23 ноября. Негодующие статьи в нашей прессе о германской системе заложников. Мы возмущаемся. Насколько мне не изменяет память, мы еще в восемнадцатом году применяли точь-в-точь такую систему в отношении буржуазии.

Усиленные слухи о введении погон для комсостава. Для поднятия авторитета командиров. 25 лет назад революция срывала погоны с офицеров. Теперь она сама возлагает на плечи офицеров погоны. Круг завершен.

Плохо, если мы вынуждены поднимать авторитет командиров таким механическим путем. Да еще в самый разгар тяжелейшей войны. Авторитет командира создается десятилетиями, веками военной и общей культуры. А этого-то как раз у нас нет.

ФРОНТ – 1943 год

9 января. Указ о введении погон. Только и разговоров что о кантах, просветах, звездочках. Уже появляются выражения «офицерская честь», «честь мундира». После войны будет всеобщее увлечение военщиной.

10 января. Много говорим о перспективах войны, о сроках окончательной победы. Большинство редакционных стратегов считают, что война кончится к зиме нынешнего года, некоторые называют даже 44-й год. Общий отзыв о немцах:

– Умеют воевать!

Я полагаю, что при условии энергичных действий союзников война закончится не раньше, чем через десять месяцев.

Когда настанет мир – никто не захочет читать о войне. Интерес к нынешней войне вспыхнет спустя несколько лет. Вот к этому-то времени должен быть готов мой большой роман. Героями его будут герои «Родной земли» и «Снегов Финляндии». Хочется написать такую книгу, которая бы пережила меня, явилась бы итогом целой жизни. Пора подумать об этом. Ведь мне уже пятый десяток пошел.

17 января. В московских газетах – образцы новых мундиров. Почти полностью восстановлена форма царской армии. Некрасивые, чиновничьи какие-то мундиры. Почему бы не позаимствовать у англичан их элегантные френчи и бриджи? Германская форма и та красивей.

18 января. Работа 7-го отдела мне кажется переливанием из пустого в порожнее. Практических результатов немного. Лучшая пропаганда среди войск противника – это что делает Красная армия под Сталинградом и на Северном Кавказе. С немцем нужно разговаривать ящиком снарядов. Только это они понимают.

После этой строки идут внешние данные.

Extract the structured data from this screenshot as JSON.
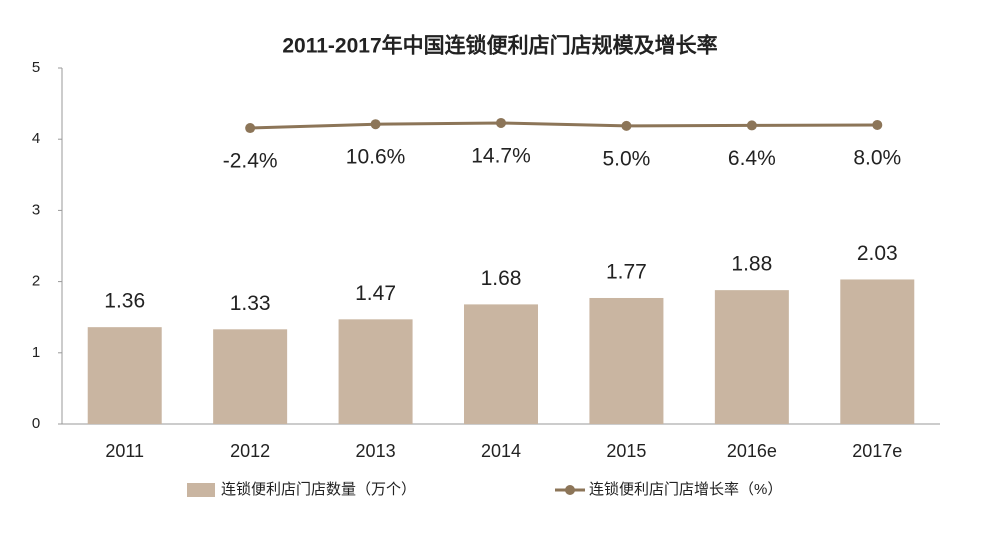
{
  "chart_data": {
    "type": "bar_line",
    "title": "2011-2017年中国连锁便利店门店规模及增长率",
    "categories": [
      "2011",
      "2012",
      "2013",
      "2014",
      "2015",
      "2016e",
      "2017e"
    ],
    "series": [
      {
        "name": "连锁便利店门店数量（万个）",
        "type": "bar",
        "color": "#c9b5a1",
        "values": [
          1.36,
          1.33,
          1.47,
          1.68,
          1.77,
          1.88,
          2.03
        ]
      },
      {
        "name": "连锁便利店门店增长率（%）",
        "type": "line",
        "axis": "y2",
        "color": "#8c7558",
        "values": [
          null,
          -2.4,
          10.6,
          14.7,
          5.0,
          6.4,
          8.0
        ],
        "value_labels": [
          null,
          "-2.4%",
          "10.6%",
          "14.7%",
          "5.0%",
          "6.4%",
          "8.0%"
        ]
      }
    ],
    "ylim": [
      0,
      5
    ],
    "yticks": [
      0,
      1,
      2,
      3,
      4,
      5
    ],
    "y2lim": [
      -1000,
      200
    ],
    "grid": false,
    "legend": "bottom"
  }
}
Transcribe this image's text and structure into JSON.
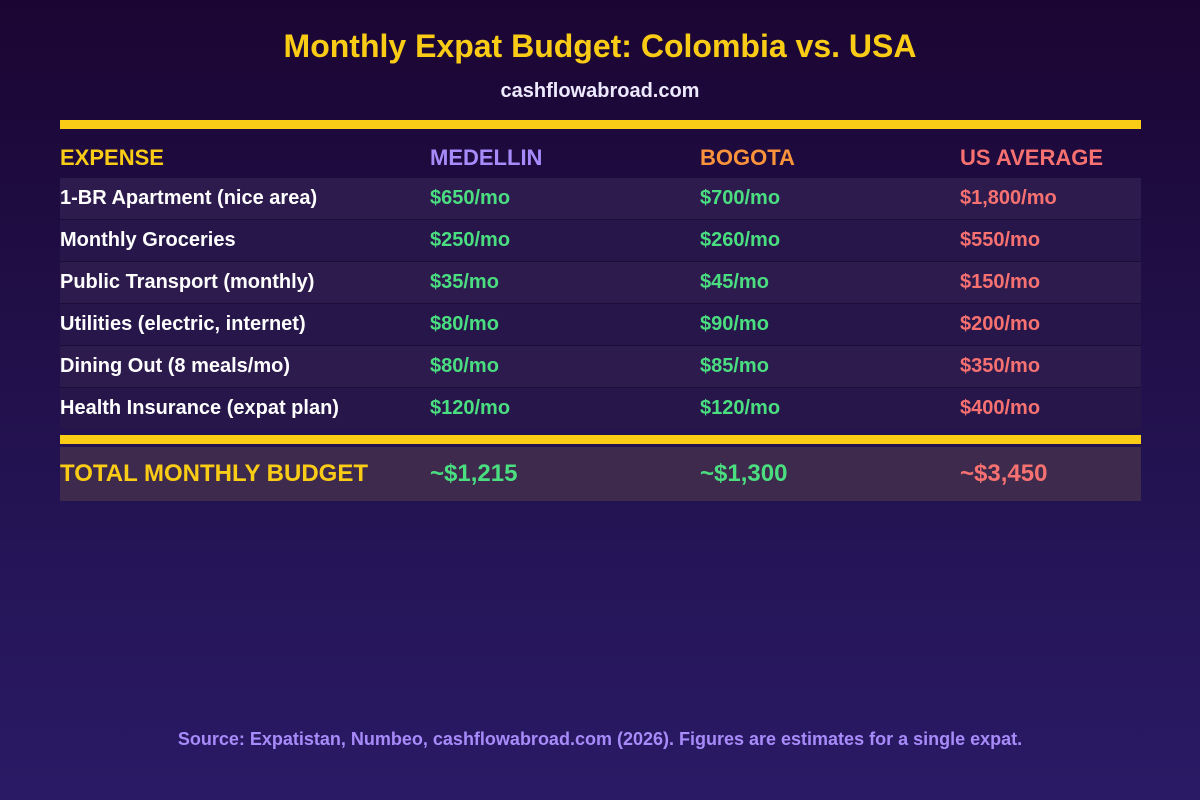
{
  "header": {
    "title": "Monthly Expat Budget: Colombia vs. USA",
    "subtitle": "cashflowabroad.com"
  },
  "chart_data": {
    "type": "table",
    "columns": [
      "EXPENSE",
      "MEDELLIN",
      "BOGOTA",
      "US AVERAGE"
    ],
    "rows": [
      {
        "label": "1-BR Apartment (nice area)",
        "values": [
          "$650/mo",
          "$700/mo",
          "$1,800/mo"
        ]
      },
      {
        "label": "Monthly Groceries",
        "values": [
          "$250/mo",
          "$260/mo",
          "$550/mo"
        ]
      },
      {
        "label": "Public Transport (monthly)",
        "values": [
          "$35/mo",
          "$45/mo",
          "$150/mo"
        ]
      },
      {
        "label": "Utilities (electric, internet)",
        "values": [
          "$80/mo",
          "$90/mo",
          "$200/mo"
        ]
      },
      {
        "label": "Dining Out (8 meals/mo)",
        "values": [
          "$80/mo",
          "$85/mo",
          "$350/mo"
        ]
      },
      {
        "label": "Health Insurance (expat plan)",
        "values": [
          "$120/mo",
          "$120/mo",
          "$400/mo"
        ]
      }
    ],
    "total": {
      "label": "TOTAL MONTHLY BUDGET",
      "values": [
        "~$1,215",
        "~$1,300",
        "~$3,450"
      ]
    }
  },
  "colors": {
    "accent": "#facc15",
    "medellin": "#a78bfa",
    "bogota": "#fb923c",
    "us": "#f87171",
    "colombia_value": "#4ade80"
  },
  "footer": {
    "source": "Source: Expatistan, Numbeo, cashflowabroad.com (2026). Figures are estimates for a single expat."
  }
}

Блокада Ленинграда наконец прорвана. Волховский фронт перешел в наступление. Жуков получил звание маршала, как все и предполагали. Самый талантливый наш полководец. Война рождает героев. Легендарные полководцы, выдвинутые революцией, потускнели и стушевались. Ворошилов, Буденный, Кулик, даже Тимошенко не выдержали испытания временем. Другая эпоха, другие требования. А сколько вреда принесло бахвальство Ворошилова, его теория войны малой кровью, на чужой территории. За это бахвальство мы заплатили половиной России.

Окруженные под Сталинградом немцы жрут конскую падаль, умирают ежедневно сотнями и все-таки не сдаются. Не люди, а дьяволы. А мы их называем фрицами.

Инициатива в наших руках, и это самое радостное. Мы бьем немцев на всем огромном фронте, то там, то здесь. Все новые и новые удары. Неужели мы не возьмем на днях Демянск?

Несколько дней провел с Москвитиным в 250-й. Она занимает сейчас то место, которое занимала 235-я, ныне отведенная в тыл, а еще раньше – 130-я.

Знакомые места. Приняли меня как старого знакомого. Новый командир дивизии, герой Полново-Селигера, – полковник Мизицкий, переведен из 241-й дивизии на место генерала Степаненко, который сейчас командует гвардейским корпусом и воюет на другом участке. Комиссар прежний – радушный и словоохотливый Рожков.

В трехкомнатном блиндаже полковника, не уступавшем иной московской квартире, мы беседовали о взятии Полново-Селигера. Полковник показал карту, где была нанесена операция. Крепкий, с наголо бритой головой, с помидорным румянцем, из категории обиженных: все второстепенные участки операции получили ордена, только ему отказали. Почему – непонятно. Полново-Селигер – единственный успех, которого добилась наша 53-я почти за целый год своего существования, причем операция была проведена очень успешно и малой кровью.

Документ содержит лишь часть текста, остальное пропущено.